Because we’re in for a ton of rain the next few days. At least today. Yikes.

Fortitude Wanes

A couple of nights ago, while lifting weights for the first time in a few weeks, I paused for a minute before my last set on the bench. It was, by the way, also my second set. I only really had a half an hour to do it. Would you like some excuses? I can make you some. One becomes adept at concocting excuses if he allows himself the opportunity to practice.

Anyway, I lay beneath the silver bar, staring up at it. There was a reflection, a mutated, warped one, fuzzy, unrecognizable, but it was me. As we blinked at each other, some innocuous classic rock in the background, I fell into a brief revelry. “Is that me?” I blinked. That lazy guy that rides an exercise bike 4 times a week. Runs maybe once. Does some push-ups and pull-ups. Hasn’t lifted for a month. Is that who I’ve become, lazy, resigned?

I don’t write anymore. I don’t take pictures anymore. I certainly don’t (in my defense, can’t) run anymore. I’d be flattering myself to claim that I have any useful faith anymore. I lay and stared at the bar, wondering what, exactly, I was if not everything that I once thought I was.

All I do is work and recover from work. I come home, sit in front of the computer for 20 minutes, bother Jen for 20 minutes, shift some dirt around in the garden, eat dinner, ride the exercise bike, get tired, go to bed, go to work. Work. Filthy, mandatory, pervasive, work. At all hours, work. In my head whenever I leave it, in my dreams when I sleep, no running to vent it, just work.

I could hardly recognize the oblate, warped image staring back at me in the bar. Close your eyes, breathe out, silence, breathe in pause and out – UP.

Pachysandra

At the end of a whirlwind trip to Connecticut, I traveled to NY to visit my parents and grandmother. She is 80ish now, and just had pneumonia a month ago. We were sitting on her porch talking about how hard it is to keep up her enormous garden. She recently pulled up a swath of pachysandra.

Mom: Wow, that’s tough to pull up.
Nani (grandma), in thick Brooklyn-ish: No, you don’t pull it up – it’s too hard to pull up. You know what you need though? What you need , what you need is an axe.
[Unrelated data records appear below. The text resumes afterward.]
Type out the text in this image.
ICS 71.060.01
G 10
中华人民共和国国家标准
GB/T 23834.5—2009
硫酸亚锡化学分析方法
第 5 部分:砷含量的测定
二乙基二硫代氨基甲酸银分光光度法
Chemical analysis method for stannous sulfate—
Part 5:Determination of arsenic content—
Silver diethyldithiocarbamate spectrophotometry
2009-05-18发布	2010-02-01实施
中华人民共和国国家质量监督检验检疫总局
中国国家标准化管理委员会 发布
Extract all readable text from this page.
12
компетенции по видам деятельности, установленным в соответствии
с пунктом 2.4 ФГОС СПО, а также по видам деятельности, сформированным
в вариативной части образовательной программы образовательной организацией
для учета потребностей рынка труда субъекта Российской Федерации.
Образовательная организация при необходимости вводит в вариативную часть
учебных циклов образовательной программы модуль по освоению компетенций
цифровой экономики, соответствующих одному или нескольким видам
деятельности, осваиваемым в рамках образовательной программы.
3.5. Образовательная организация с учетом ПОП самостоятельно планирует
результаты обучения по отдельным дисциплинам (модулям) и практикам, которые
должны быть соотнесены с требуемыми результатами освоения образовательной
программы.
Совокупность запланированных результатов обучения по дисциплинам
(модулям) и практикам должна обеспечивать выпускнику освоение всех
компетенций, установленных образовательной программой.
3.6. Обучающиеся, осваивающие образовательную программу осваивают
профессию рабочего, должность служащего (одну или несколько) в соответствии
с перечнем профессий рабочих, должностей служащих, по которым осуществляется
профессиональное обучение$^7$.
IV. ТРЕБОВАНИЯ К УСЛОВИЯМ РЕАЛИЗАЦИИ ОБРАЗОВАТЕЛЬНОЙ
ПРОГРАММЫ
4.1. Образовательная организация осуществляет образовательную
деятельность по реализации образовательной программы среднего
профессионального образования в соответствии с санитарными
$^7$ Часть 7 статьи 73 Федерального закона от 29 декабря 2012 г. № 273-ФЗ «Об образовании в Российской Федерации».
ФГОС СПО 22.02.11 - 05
That’s right, my grandmother uses an axe to chop out pachysandra. Apparently she thinks she has too many axes as well. I mean, how many axes does an 80 year old woman need?

7 Down, 10 or so to Go

Little Stevie Furst just his 13:29.05 for 5K, collecting some good scalps in the process. He was sitting in last with 5 laps to go too – not exactly sure how he pulled that out, but a 7 second PR…Good way to start a season.

Born in the USA

I know we don’t like CNN. I know Anderson Cooper – bad guy, liberal conspirator. Still, I don’t see too many holes in this investigation of Obama’s birth. I’m not the sort of person that enjoys playing the race card – it’s not really mean to play, generally speaking. Still, when it comes to Obama, when it comes to the litany of laws being written to prevent future Manchurian candidates, it really wreaks of racism. The birther controversy is one of the most obnoxious in recent memory. Ignorance is bliss. I always found it amusing how John McCain actually was born outside of the country, but no one dug into that…

Meanwhile, be on the lookout for some severe weather Wednesday-Thursday around Maryland way (and elsewhere). We’re in line for some nasty storms. At least, the potential exists.

Addendum
I woke up this morning (Thursday) halfway through one of the first legitimate uses of the emergency broadcast system that I’ve ever heard. I’m pretty sure it was for York County, PA, but I’d say that we’re in for an interesting day – if not exactly where I live, nearby. Team Hanna was here for dinner last night, and we identified a tornado on radar near Marriotsville – then had it confirmed by the NWS. Hoping to find another example to show Michael, we went to Alabama and saw the monster that tore through Tuscaloosa and Birmingham on radar. Nothing like having and EF4 tornado handy when trying to show an example of a hook echo and the tornadic doppler signature.